Konfusion was bought for £30,000 by Harvey Smith at the 2021 Goffs Spring Store Sale and has hit new heights since being switched to fences, the latest Wetherby effort being his fifth win since
the end of last February.

“Will would tell me that the gelding has plenty of attitude, inherited no doubt from his mother, and wasn’t the easiest to prepare,” Hinchy says.

“We were thrilled when Sue and Harvey Smith bought him knowing he would be going to a good home. For me, it has been such a pleasure to follow his progress from afar.

“He has speed and stamina and looks a potential National horse in the making. We watch all his races and for a small breeder like myself, the pride of seeing him be so successful matches any of the achievements we have had as owners of horses. It has been such a thrill.”

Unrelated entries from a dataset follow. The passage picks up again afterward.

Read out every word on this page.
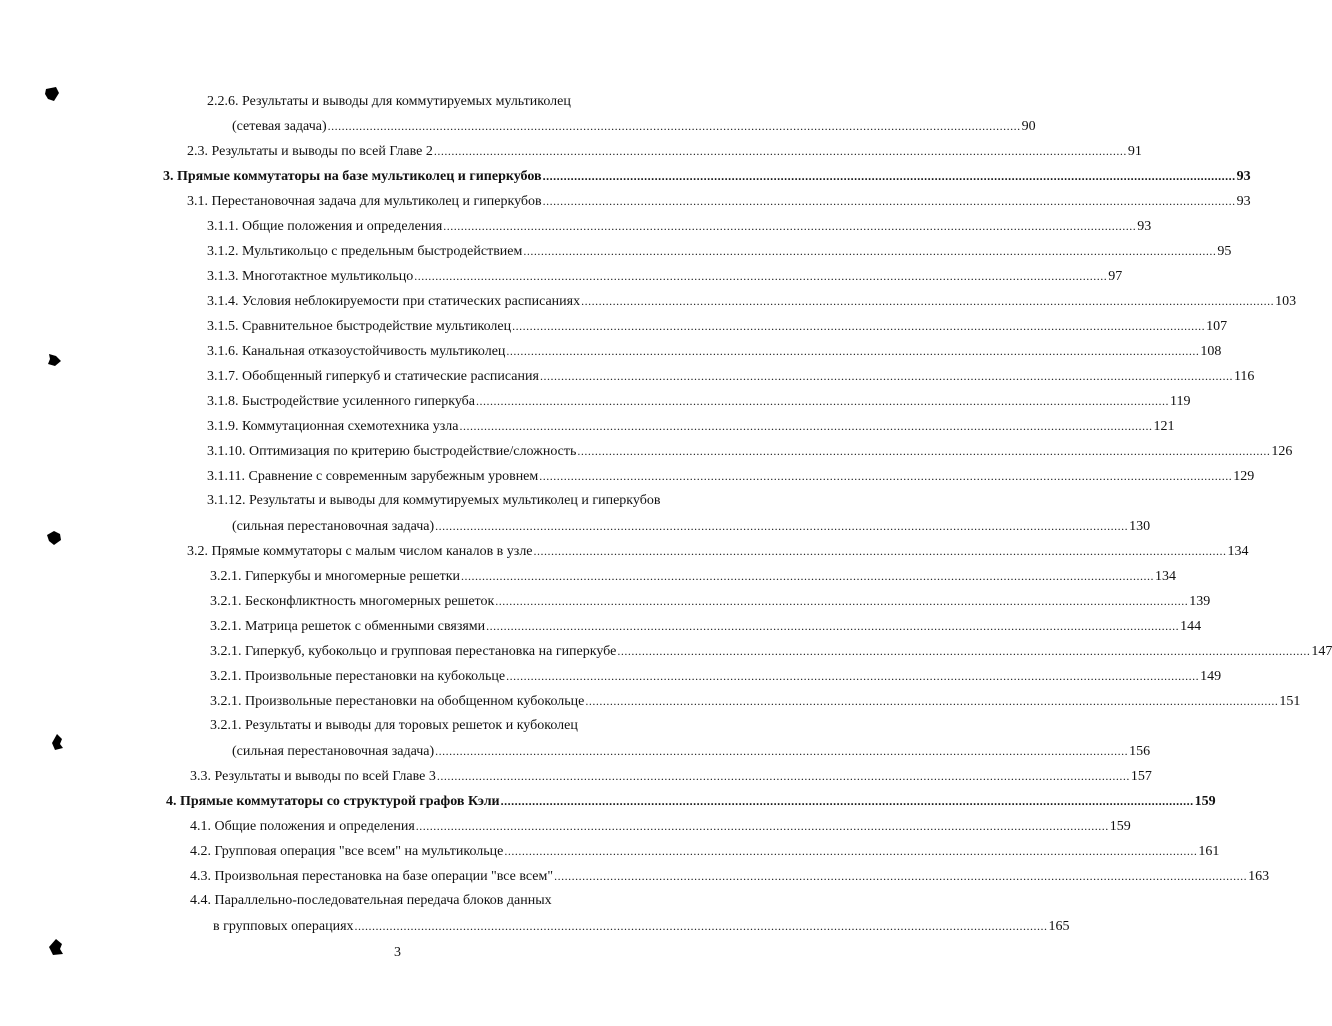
2.2.6. Результаты и выводы для коммутируемых мультиколец
(сетевая задача) ...................................................................................................................................................................................................... 90
2.3. Результаты и выводы по всей Главе 2 ...................................................................................................................................................................................................... 91
3. Прямые коммутаторы на базе мультиколец и гиперкубов ...................................................................................................................................................................................................... 93
3.1. Перестановочная задача для мультиколец и гиперкубов ...................................................................................................................................................................................................... 93
3.1.1. Общие положения и определения ...................................................................................................................................................................................................... 93
3.1.2. Мультикольцо с предельным быстродействием ...................................................................................................................................................................................................... 95
3.1.3. Многотактное мультикольцо ...................................................................................................................................................................................................... 97
3.1.4. Условия неблокируемости при статических расписаниях ...................................................................................................................................................................................................... 103
3.1.5. Сравнительное быстродействие мультиколец ...................................................................................................................................................................................................... 107
3.1.6. Канальная отказоустойчивость мультиколец ...................................................................................................................................................................................................... 108
3.1.7. Обобщенный гиперкуб и статические расписания ...................................................................................................................................................................................................... 116
3.1.8. Быстродействие усиленного гиперкуба ...................................................................................................................................................................................................... 119
3.1.9. Коммутационная схемотехника узла ...................................................................................................................................................................................................... 121
3.1.10. Оптимизация по критерию быстродействие/сложность ...................................................................................................................................................................................................... 126
3.1.11. Сравнение с современным зарубежным уровнем ...................................................................................................................................................................................................... 129
3.1.12. Результаты и выводы для коммутируемых мультиколец и гиперкубов
(сильная перестановочная задача) ...................................................................................................................................................................................................... 130
3.2. Прямые коммутаторы с малым числом каналов в узле ...................................................................................................................................................................................................... 134
3.2.1. Гиперкубы и многомерные решетки ...................................................................................................................................................................................................... 134
3.2.1. Бесконфликтность многомерных решеток ...................................................................................................................................................................................................... 139
3.2.1. Матрица решеток с обменными связями ...................................................................................................................................................................................................... 144
3.2.1. Гиперкуб, кубокольцо и групповая перестановка на гиперкубе ...................................................................................................................................................................................................... 147
3.2.1. Произвольные перестановки на кубокольце ...................................................................................................................................................................................................... 149
3.2.1. Произвольные перестановки на обобщенном кубокольце ...................................................................................................................................................................................................... 151
3.2.1. Результаты и выводы для торовых решеток и кубоколец
(сильная перестановочная задача) ...................................................................................................................................................................................................... 156
3.3. Результаты и выводы по всей Главе 3 ...................................................................................................................................................................................................... 157
4. Прямые коммутаторы со структурой графов Кэли ...................................................................................................................................................................................................... 159
4.1. Общие положения и определения ...................................................................................................................................................................................................... 159
4.2. Групповая операция "все всем" на мультикольце ...................................................................................................................................................................................................... 161
4.3. Произвольная перестановка на базе операции "все всем" ...................................................................................................................................................................................................... 163
4.4. Параллельно-последовательная передача блоков данных
в групповых операциях ...................................................................................................................................................................................................... 165
3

While Hinchy has not been seen quite as regularly in recent times as an owner, aside from through the evergreen Fugitif, it is reassuring to note that he has been so enthused by the breeding side of the sport.

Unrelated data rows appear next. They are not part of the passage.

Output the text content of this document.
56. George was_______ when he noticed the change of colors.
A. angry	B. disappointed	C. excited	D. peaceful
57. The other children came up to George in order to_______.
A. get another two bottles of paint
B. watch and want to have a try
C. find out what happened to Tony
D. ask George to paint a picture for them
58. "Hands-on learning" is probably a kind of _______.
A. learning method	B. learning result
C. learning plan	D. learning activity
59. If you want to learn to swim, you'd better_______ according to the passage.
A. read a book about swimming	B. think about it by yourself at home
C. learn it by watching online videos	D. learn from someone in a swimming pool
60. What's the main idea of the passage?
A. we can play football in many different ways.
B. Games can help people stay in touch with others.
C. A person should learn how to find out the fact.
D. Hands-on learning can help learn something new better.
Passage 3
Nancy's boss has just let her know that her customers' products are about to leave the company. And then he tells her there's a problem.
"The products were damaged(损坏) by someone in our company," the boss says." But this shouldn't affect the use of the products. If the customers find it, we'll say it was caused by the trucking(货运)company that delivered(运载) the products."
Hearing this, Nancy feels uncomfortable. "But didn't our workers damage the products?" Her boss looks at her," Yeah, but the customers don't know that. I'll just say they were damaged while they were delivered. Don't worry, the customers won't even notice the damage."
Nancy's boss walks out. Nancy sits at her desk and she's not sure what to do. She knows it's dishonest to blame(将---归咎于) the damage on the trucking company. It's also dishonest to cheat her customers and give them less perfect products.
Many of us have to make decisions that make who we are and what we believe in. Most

While Konfusion was among the very first he bred, he has been followed by a number of others. From mares he either retired from the track or purchased for the paddocks, Hinchy has progeny by top British-based sires including Nathaniel, Gentlewave, Golden Horn and Jack Hobbs quietly getting ready for the track.

He explains that he has particularly enjoyed the intellectual challenge of finding the right matings for the mares and has a soft spot for Schiaparelli, who remains in service at Overbury at a venerable 23.

“As a racehorse owner we have seen our horses win Graded races all over the place, from Cheltenham, Aintree, Ascot, Newbury and Warwick, but the thrill of breeding and using British stallions to breed a nice horse has been one that has left us very proud and fulfilled,” he says.

“Schiaparelli remains a hugely underrated stallion. He is a fine physical with a beautiful pedigree and produces fine fillies and geldings, many of which are are late maturing animals with longevity to their career. I have a lovely three-year-old filly that I bred from Schiaparelli from the family of Defi Du Seuil, who will go to Goffs in May all being well.”